The approach I'm gonna take is just changing the content type when returning the json data:
public JsonResult SomeJsonData(bool returnAsHtml = false)
{
// ... here goes the code that generates the model
return returnAsHtml ?Json(model, "text/html", JsonRequestBehavior.AllowGet) : Json(model, JsonRequestBehavior.AllowGet);
}
and on App.cshtml
<script type='text/javascript'>
var myJsonData = #Html.Action("SomeJsonData", "MyController", new {returnAsHtml = true});
</script>
And I'm adding also a flag to allow calling the actionmethod from other places that are expecting an application/json response.
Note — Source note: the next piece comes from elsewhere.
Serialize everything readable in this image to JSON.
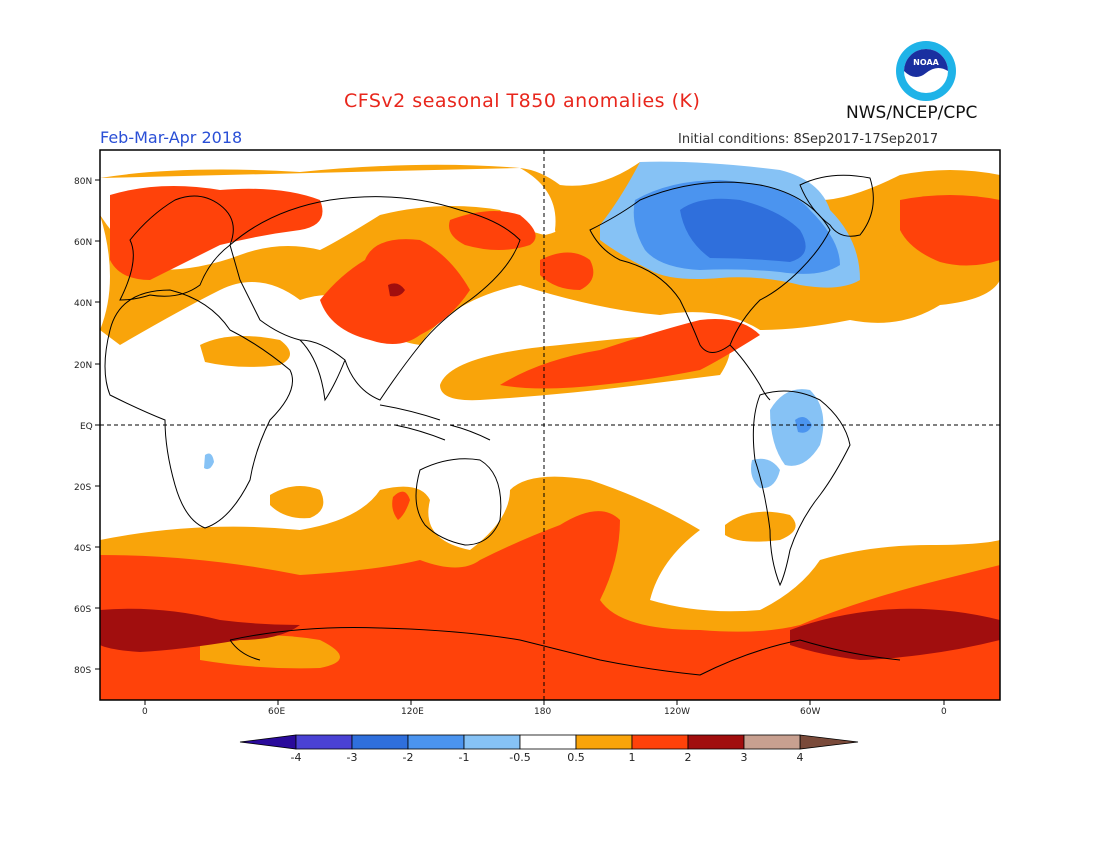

Like other have said, the action that is returning JSON is changing the content-type of the response.
I was able to work around this by using a HtmlHelper to place the JSON into the page. I am avoiding using the controller and action; my HtmlHelper is calling a static method. This solution probably won't work in all cases and is kind of a hack, but you can avoid having to put the data into a bunch of view models this way.
namespace System.Web.Mvc.Html
{
public static class JsonDataProviderHelper
{
public static MvcHtmlString JsonDataProvider(this HtmlHelper helper, JsonDataType jsonDataType)
{
switch (jsonDataType)
{
case JsonDataType.YARDSALE_MINI_CALENDAR:
var yardsales = SalesEventCrud.GetByMonthForJavascript(null, MvcApplication.CurrentPortalId);
return new MvcHtmlString(JsonConvert.SerializeObject(SalesEventCrud.GetByMonthForJavascript(null, MvcApplication.CurrentPortalId)));
default:
return new MvcHtmlString("");
}
}
public enum JsonDataType
{
YARDSALE_MINI_CALENDAR
}
}
}
I am using json.net for serialization. I have the switch statement because I plan to use this helper to return JSON for other situations also.
And in the page:
<script type="text/javascript">
jQuery(document).ready(function () {
setupSmallSidebarCalendar(#Html.JsonDataProvider(JsonDataProviderHelper.JsonDataType.YARDSALE_MINI_CALENDAR));
});
</script>
In the page, the data is written in straight JSON, so no other parsing / massaging of the data is needed.
#Daran's found the cause - the ContentType gets overwritten with whatever was done last. His solution should work, however if you still like the Action method pattern, you should be able to do something like the following and simply change the ContentType before you return. It's still JSON data, but the content type plays nice with HTML views.
[HttpPost]
public JsonResult GetJson(int someId, int foobar)
{
JsonResult result = CreateResult(someId, foobar);
result.ContentType = "text/html";
return result;
}
The downside is that this is, well, a bit weird and/or unexpected behavior. I doubt this will work if you called the endpoint via AJAX, for example. But it looks like it would almost work and that would probably cause some confusion if it's in a shared codebase. For that reason, if you do this, it may be worth naming the endpoint in such a way that it isn't misused. You could even go so far as to create a new type of Result that is designed to work this way rather than use JsonResult.